Mom blinks fast. I did this all wrong, spitting it out like that without a good reason.

“Gus, it’s your first day of school on Monday,” she says. “You need to prepare.”

“Prepare how? What am I going to do? Practice being awkward?”

I’m starting to sound desperate, but maybe that’s because I’m EXTREMELY DESPERATE. If Tavi can’t bring the answer home and needs us to meet her in Seattle, whatever she’s found has to be good. Better than the news Toby just delivered, and frankly, anything other than Felix-is-a-dog news is better right about now.

“Honestly, Gus, do you think I would let you wander the streets of Seattle by yourself?”

“Miles will be with me!” I protest.

Mom rolls her eyes. “All right, then, do you really think I would let you wander the streets of Seattle with Miles?”

“You can come with!” I say, grasping for ideas. “We could go see the Space Needle?”

“Since when have you wanted to see the Space Needle?” Mom asks.

“Well, it would be cool.”

“There’s going to be construction up and down I-5 all weekend.
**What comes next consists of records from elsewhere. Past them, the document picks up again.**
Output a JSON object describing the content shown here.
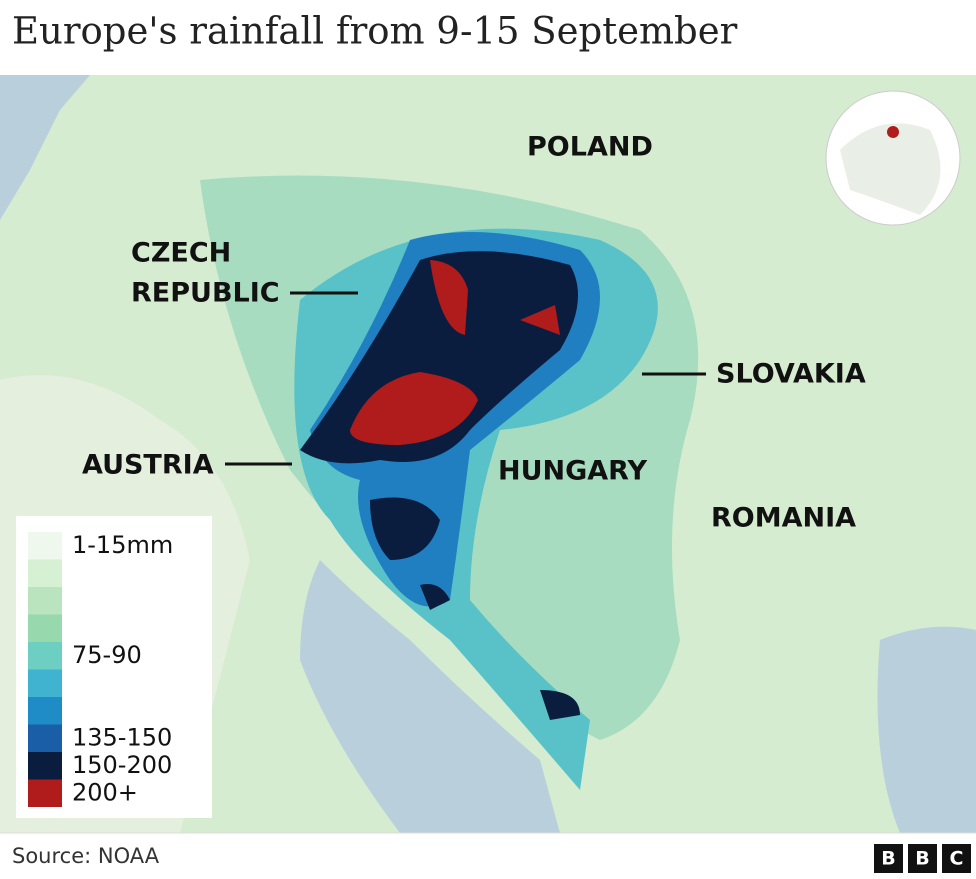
{
  "header": {
    "title": "Europe's rainfall from 9-15 September"
  },
  "labels": {
    "poland": "POLAND",
    "czech_1": "CZECH",
    "czech_2": "REPUBLIC",
    "slovakia": "SLOVAKIA",
    "austria": "AUSTRIA",
    "hungary": "HUNGARY",
    "romania": "ROMANIA"
  },
  "legend": [
    {
      "color": "#eef8ec",
      "label": "1-15mm"
    },
    {
      "color": "#d6f0d4"
    },
    {
      "color": "#b9e4bd"
    },
    {
      "color": "#98d8ad"
    },
    {
      "color": "#6ccfc2",
      "label": "75-90"
    },
    {
      "color": "#3fb3cf"
    },
    {
      "color": "#1f8cc8"
    },
    {
      "color": "#1a5ea8",
      "label": "135-150"
    },
    {
      "color": "#0b1d3f",
      "label": "150-200"
    },
    {
      "color": "#b01c1c",
      "label": "200+"
    }
  ],
  "footer": {
    "source": "Source: NOAA",
    "logo": [
      "B",
      "B",
      "C"
    ]
  }
}
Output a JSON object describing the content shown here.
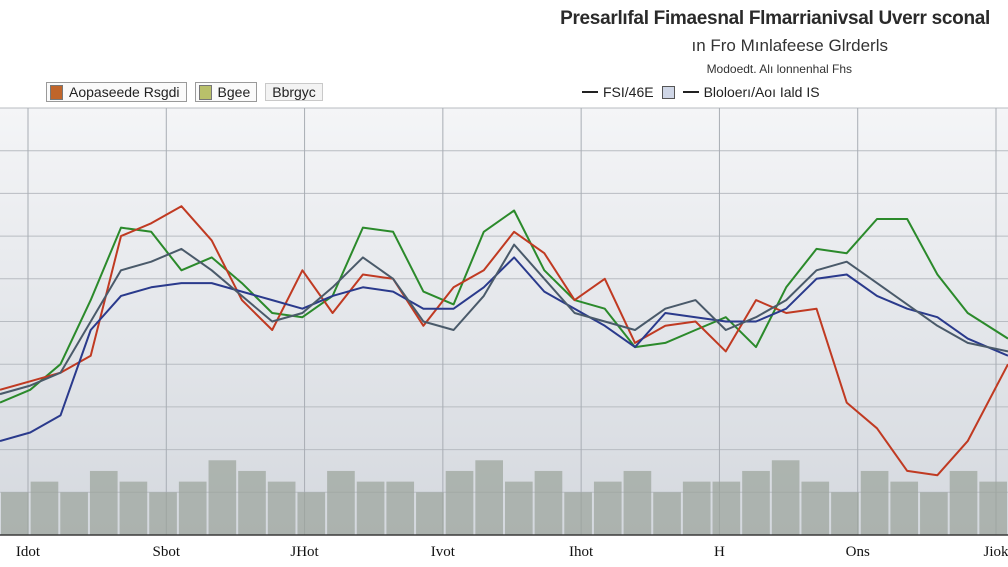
{
  "chart_data": {
    "type": "line",
    "title": "Presarlıfal Fimaesnal Flmarrianivsal Uverr sconal",
    "subtitle": "ın Fro Mınlafeese Glrderls",
    "note": "Modoedt. Alı lonnenhal Fhs",
    "legend_left": [
      {
        "label": "Aopaseede Rsgdi",
        "color": "#c0652a"
      },
      {
        "label": "Bgee",
        "color": "#b9c06a"
      },
      {
        "label": "Bbrgyc",
        "color": ""
      }
    ],
    "legend_right": [
      {
        "label": "FSI/46E"
      },
      {
        "label": "Bloloerı/Aoı Iald IS"
      }
    ],
    "x_tick_labels": [
      "Idot",
      "Sbot",
      "JHot",
      "Ivot",
      "Ihot",
      "H",
      "Ons",
      "Jiok"
    ],
    "ylim": [
      0,
      100
    ],
    "grid": true,
    "colors": {
      "green": "#2b8a2b",
      "red": "#c03a22",
      "navy": "#2a3a8c",
      "slate": "#4a5a6a",
      "volume": "#9aa29a"
    },
    "x": [
      0,
      3,
      6,
      9,
      12,
      15,
      18,
      21,
      24,
      27,
      30,
      33,
      36,
      39,
      42,
      45,
      48,
      51,
      54,
      57,
      60,
      63,
      66,
      69,
      72,
      75,
      78,
      81,
      84,
      87,
      90,
      93,
      96,
      100
    ],
    "series": [
      {
        "values": [
          31,
          34,
          40,
          55,
          72,
          71,
          62,
          65,
          59,
          52,
          51,
          56,
          72,
          71,
          57,
          54,
          71,
          76,
          62,
          55,
          53,
          44,
          45,
          48,
          51,
          44,
          58,
          67,
          66,
          74,
          74,
          61,
          52,
          46
        ],
        "color": "#2b8a2b"
      },
      {
        "values": [
          34,
          36,
          38,
          42,
          70,
          73,
          77,
          69,
          55,
          48,
          62,
          52,
          61,
          60,
          49,
          58,
          62,
          71,
          66,
          55,
          60,
          45,
          49,
          50,
          43,
          55,
          52,
          53,
          31,
          25,
          15,
          14,
          22,
          40
        ],
        "color": "#c03a22"
      },
      {
        "values": [
          22,
          24,
          28,
          48,
          56,
          58,
          59,
          59,
          57,
          55,
          53,
          56,
          58,
          57,
          53,
          53,
          58,
          65,
          57,
          53,
          49,
          44,
          52,
          51,
          50,
          50,
          53,
          60,
          61,
          56,
          53,
          51,
          46,
          42
        ],
        "color": "#2a3a8c"
      },
      {
        "values": [
          33,
          35,
          38,
          50,
          62,
          64,
          67,
          62,
          56,
          50,
          52,
          58,
          65,
          60,
          50,
          48,
          56,
          68,
          60,
          52,
          50,
          48,
          53,
          55,
          48,
          51,
          55,
          62,
          64,
          59,
          54,
          49,
          45,
          43
        ],
        "color": "#4a5a6a"
      }
    ],
    "volume": [
      4,
      5,
      4,
      6,
      5,
      4,
      5,
      7,
      6,
      5,
      4,
      6,
      5,
      5,
      4,
      6,
      7,
      5,
      6,
      4,
      5,
      6,
      4,
      5,
      5,
      6,
      7,
      5,
      4,
      6,
      5,
      4,
      6,
      5
    ]
  }
}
Traffic will be a nightmare. Besides, I’ve got things to do in Tacoma tomorrow. I have to meet with the arborist about those dead trees and then visit the lumber yard.”

“The ferry?” I try. “I could go with you into Tacoma and take a ferry to Seattle.”
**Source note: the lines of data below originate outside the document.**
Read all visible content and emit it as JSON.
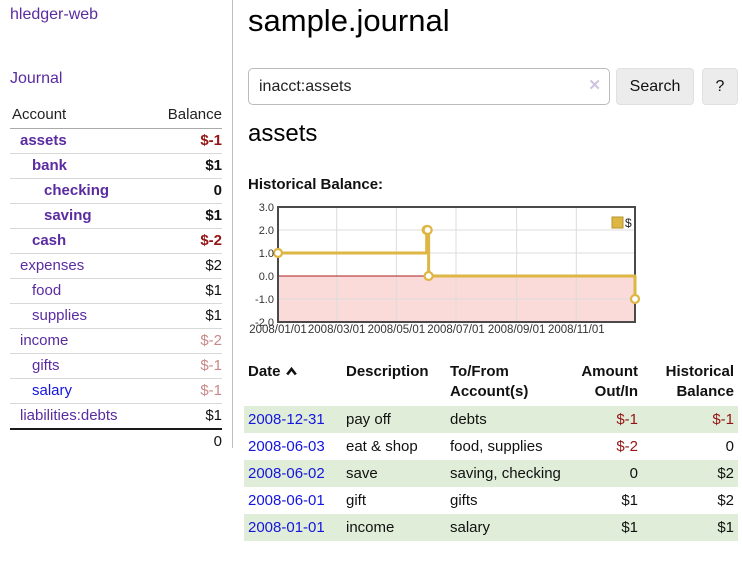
{
  "sidebar": {
    "app_title": "hledger-web",
    "nav": {
      "journal_label": "Journal"
    },
    "accounts_table": {
      "headers": {
        "account": "Account",
        "balance": "Balance"
      },
      "rows": [
        {
          "name": "assets",
          "balance": "$-1",
          "indent": 1,
          "bold": true,
          "balance_style": "negative-strong"
        },
        {
          "name": "bank",
          "balance": "$1",
          "indent": 2,
          "bold": true,
          "balance_style": "normal"
        },
        {
          "name": "checking",
          "balance": "0",
          "indent": 3,
          "bold": true,
          "balance_style": "normal"
        },
        {
          "name": "saving",
          "balance": "$1",
          "indent": 3,
          "bold": true,
          "balance_style": "normal"
        },
        {
          "name": "cash",
          "balance": "$-2",
          "indent": 2,
          "bold": true,
          "balance_style": "negative-strong"
        },
        {
          "name": "expenses",
          "balance": "$2",
          "indent": 1,
          "bold": false,
          "balance_style": "normal"
        },
        {
          "name": "food",
          "balance": "$1",
          "indent": 2,
          "bold": false,
          "balance_style": "normal"
        },
        {
          "name": "supplies",
          "balance": "$1",
          "indent": 2,
          "bold": false,
          "balance_style": "normal"
        },
        {
          "name": "income",
          "balance": "$-2",
          "indent": 1,
          "bold": false,
          "balance_style": "negative-soft"
        },
        {
          "name": "gifts",
          "balance": "$-1",
          "indent": 2,
          "bold": false,
          "balance_style": "negative-soft"
        },
        {
          "name": "salary",
          "balance": "$-1",
          "indent": 2,
          "bold": false,
          "balance_style": "negative-soft",
          "link_color": "blue"
        },
        {
          "name": "liabilities:debts",
          "balance": "$1",
          "indent": 1,
          "bold": false,
          "balance_style": "normal"
        }
      ],
      "total": "0"
    }
  },
  "header": {
    "title": "sample.journal"
  },
  "search": {
    "value": "inacct:assets",
    "clear_icon": "✕",
    "button_label": "Search",
    "help_label": "?"
  },
  "account_page": {
    "title": "assets",
    "chart_label": "Historical Balance:"
  },
  "chart_data": {
    "type": "line",
    "step": true,
    "title": "Historical Balance:",
    "series": [
      {
        "name": "$",
        "color": "#ddb644",
        "points": [
          [
            "2008-01-01",
            1
          ],
          [
            "2008-06-01",
            2
          ],
          [
            "2008-06-02",
            2
          ],
          [
            "2008-06-03",
            0
          ],
          [
            "2008-12-31",
            -1
          ]
        ]
      }
    ],
    "ylim": [
      -2,
      3
    ],
    "yticks": [
      3,
      2,
      1,
      0,
      -1,
      -2
    ],
    "xticks": [
      "2008/01/01",
      "2008/03/01",
      "2008/05/01",
      "2008/07/01",
      "2008/09/01",
      "2008/11/01"
    ],
    "x_domain": [
      "2008-01-01",
      "2008-12-31"
    ],
    "grid": true,
    "legend": {
      "label": "$",
      "position": "top-right"
    },
    "negative_region_fill": "#fbdada",
    "zero_line_color": "#aa1e1e",
    "frame_color": "#4a4a4a"
  },
  "register_table": {
    "headers": {
      "date": "Date",
      "description": "Description",
      "accounts": "To/From Account(s)",
      "amount": "Amount Out/In",
      "balance": "Historical Balance"
    },
    "sort_icon": "caret-up",
    "rows": [
      {
        "date": "2008-12-31",
        "description": "pay off",
        "accounts": "debts",
        "amount": "$-1",
        "balance": "$-1",
        "amount_negative": true,
        "balance_negative": true,
        "shaded": true
      },
      {
        "date": "2008-06-03",
        "description": "eat & shop",
        "accounts": "food, supplies",
        "amount": "$-2",
        "balance": "0",
        "amount_negative": true,
        "balance_negative": false,
        "shaded": false
      },
      {
        "date": "2008-06-02",
        "description": "save",
        "accounts": "saving, checking",
        "amount": "0",
        "balance": "$2",
        "amount_negative": false,
        "balance_negative": false,
        "shaded": true
      },
      {
        "date": "2008-06-01",
        "description": "gift",
        "accounts": "gifts",
        "amount": "$1",
        "balance": "$2",
        "amount_negative": false,
        "balance_negative": false,
        "shaded": false
      },
      {
        "date": "2008-01-01",
        "description": "income",
        "accounts": "salary",
        "amount": "$1",
        "balance": "$1",
        "amount_negative": false,
        "balance_negative": false,
        "shaded": true
      }
    ]
  },
  "colors": {
    "link_purple": "#5a2ca0",
    "link_blue": "#1515dd",
    "negative_strong": "#951414",
    "negative_soft": "#c98989",
    "row_green": "#e0eed9",
    "chart_gold": "#ddb644",
    "chart_pink": "#fbdada",
    "zero_line": "#aa1e1e"
  }
}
“It isn’t that simple,” Mom says, exasperated.

“If you don’t get off that phone in three seconds, it’s mine for the next three months,” Mom says.

I set my phone aside, both of us pretending not to notice it vibrating every second as we wordlessly clink our spoons against our bowls.

Eventually, Mom gives. “Do you want to meet up with your friends on Rhodi tomorrow?” It’s a pity compromise, and we both know it, but it gives me an idea. Not one I’m proud of but one I think could work.

“Yeah, okay,” I say, trying not to sound too enthused.

If I were a better person, I’d feel bad that I’m getting good at lying to Mom. Maybe if she knew what was at stake, she’d understand. Probably not.

Mom perks up a little. I pretend to do the same.

“Good,” she smiles.

It’s not good; it’s perfect. If Miles has the same idea I do, tomorrow’s Seattle plan is on.